Pada bab awal buku Antara Tawa Dan Becana kita akan disuguhkan dengan sekian banyak teori pendukung yang mampu menjelaskan pengertian tawa. Ini tanda bahwa tawa adalah hal yang serius banget!!!. Mulai dari Freud hingg kepada Bergson. Dalam prodaknya banyak orang menggunakan instrument karikatur untuk membuat tawa kita menjadi milik (dibaca) semua orang.  Ada Doyok, Oom Pasikom dll.
Seno Gumira Adjiedarma

Selanjunya pertanyaan yang akan menjadi menarik adalah apakah semua tawa adalah bahagia?!. Bagi saya persoalan tawa bukan hanya menjadi sekedar lucu (lucuan) untuk meraih kebahagiaan. Mira, begitu panggilan akrab sang penulis buku (Seno Gumira Adjiedarma) dengan prangkat semiotikanya melihat prodak tawa dalam bentuk kartikatur yang menjadi alat legitimasi untuk menunjukaan obsesi dan bahkan sesuatu yang sedang terjadi di sekeliling kita.
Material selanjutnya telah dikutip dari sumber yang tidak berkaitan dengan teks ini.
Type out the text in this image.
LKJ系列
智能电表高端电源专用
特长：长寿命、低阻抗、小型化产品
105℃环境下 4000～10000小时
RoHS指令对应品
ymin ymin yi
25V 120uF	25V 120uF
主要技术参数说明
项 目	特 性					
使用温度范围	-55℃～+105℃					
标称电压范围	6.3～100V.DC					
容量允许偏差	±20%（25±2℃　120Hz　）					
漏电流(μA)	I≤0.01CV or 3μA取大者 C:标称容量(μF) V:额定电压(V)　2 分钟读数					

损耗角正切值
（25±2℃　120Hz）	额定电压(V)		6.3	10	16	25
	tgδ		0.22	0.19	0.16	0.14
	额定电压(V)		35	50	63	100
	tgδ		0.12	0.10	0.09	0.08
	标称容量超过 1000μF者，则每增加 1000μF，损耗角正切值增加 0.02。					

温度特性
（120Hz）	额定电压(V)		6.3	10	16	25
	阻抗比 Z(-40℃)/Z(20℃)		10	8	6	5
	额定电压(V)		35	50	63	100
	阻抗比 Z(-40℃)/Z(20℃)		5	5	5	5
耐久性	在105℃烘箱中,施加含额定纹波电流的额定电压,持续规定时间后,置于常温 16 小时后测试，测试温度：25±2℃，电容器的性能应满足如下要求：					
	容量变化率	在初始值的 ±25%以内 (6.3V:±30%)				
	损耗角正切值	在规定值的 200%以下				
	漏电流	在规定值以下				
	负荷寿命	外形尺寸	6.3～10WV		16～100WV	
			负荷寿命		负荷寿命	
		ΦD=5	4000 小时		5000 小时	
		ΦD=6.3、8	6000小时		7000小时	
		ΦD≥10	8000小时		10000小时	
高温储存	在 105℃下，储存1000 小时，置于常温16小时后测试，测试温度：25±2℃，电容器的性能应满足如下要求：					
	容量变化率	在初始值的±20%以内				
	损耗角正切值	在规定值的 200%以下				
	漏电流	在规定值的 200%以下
Beni & Mice misalnya—dua orang yang  telah menjadi satu kemudian bubar lagi belakangan ini—di dalam buku-buku karikaturnya yang sempat booming beberapa tahun terakhir ini menjadi pengingat kita akan situasi di Jakarta, dengan gambaranya tentang banjir, tentang tumbuh suburnya kelas menengah yang rapuh diperkotaan dan dalam nada yang satir ia menyebutnya dengan kelompok alay. Kesemuanya digambarkan dengan lucu dan jenaka serta ramah. Sekali lagi media tawa dalam bentuk karikatur menjadi alat representasi dalam kehiduapan sehari hari.
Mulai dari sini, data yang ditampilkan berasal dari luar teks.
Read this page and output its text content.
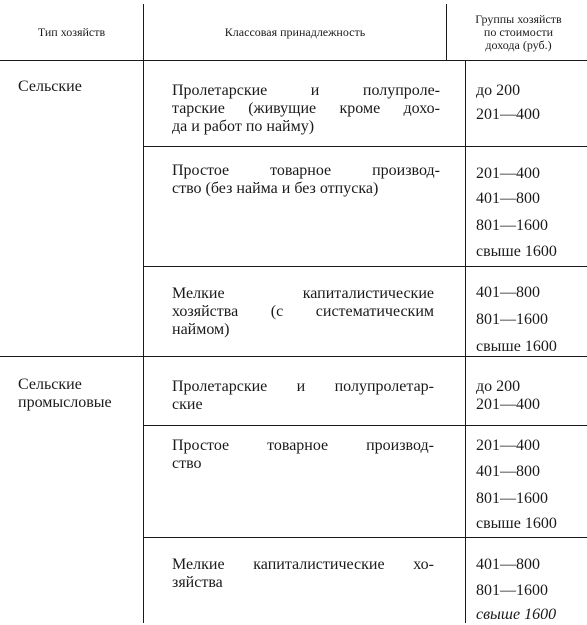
Тип хозяйств	Классовая принадлежность
Группы хозяйств
по стоимости
дохода (руб.)
Сельские	Пролетарские и полупроле-
тарские (живущие кроме дохо-
да и работ по найму)
до 200
201—400
Простое товарное производ-
ство (без найма и без отпуска)
201—400
401—800
801—1600
свыше 1600
Мелкие капиталистические
хозяйства (с систематическим
наймом)
401—800
801—1600
свыше 1600
Сельские
промысловые
Пролетарские и полупролетар-
ские
до 200
201—400
Простое товарное производ-
ство
201—400
401—800
801—1600
свыше 1600
Мелкие капиталистические хо-
зяйства
401—800
801—1600
свыше 1600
Cover Surat Kabar Perancis
Namun setali tiga uang dari itu, kita juga akan medapatkan kenyataan bahwa tawa yang kita bicarakan juga dapat menimbulkan bahaya, hingga menyebabkan kematian segala. dihukum alamnya, tawa adalah pelepasan ke-tak-sadar-an atas kondisi/politik identitas yang sedang berlangsung. Kita ambil contoh misal kartun Nabi Muhammad yang digambarkan oleh salah seorang kartunis Denmak yang harus mengalami bahaya bahkan ancaman kematian dari seseorang yang mengaku pembela Nabi Muhammad.

Pada zamannya, Warkop DKI membangun lelucon bagaimana aparat keamanan [mulai dari satpam sampai polisi lalu lintas] digambarkan sebagai sesuatu yang bodoh dan cenderung robotik. Padahal semua yang berbau instansi kenegaraan apa lagi kemiliteran terasa sangat tabu untuk dibicarakan, apalagi di “becandaiin”.

Salah satu cerita Warkop DKI memperlihatkan adegan dimana Dono, Kasino dan Indro ikut dalam rombongan latihan Satpam dan dipimpin oleh Boneng yang dalam cerita itu mempunyai seorang kembaran. Dan tanpa mereka sadari bahwa atasan mereka adalah seorang yang kembar dan kembaran dari komandan aslinya menderita penyakit ganguan jiwa. Betapa lucu kemudian para pemain film itu dipimpin oleh seorang yang sakit Jiwa.

Grup lawak Warkop DKI menjadi fakta nyata prihal tawa tidak bisa dibatasi atapun dilarang. Dengan konsekuensi logis bahwa yang kita tertawakan bermuatan Politis/Ideologis. Tawa mempunyai perannya sendiri, untuk apa yang kemudian diistilahkan oleh Gramsci sebagai Counter Hegemoni. Dominasi atas kenyataan yang menjadi objek tawaan adalah bukti keterkaitan antara tawa dan politik yang jelas menghasilkan bahaya dan ancaman.

Tawa dalah prodak zaman, setiap masa menghasilkan kondisi ketertawaannya masing-masing sesuai dengan kenyataan pada hari ini dan seterusnya.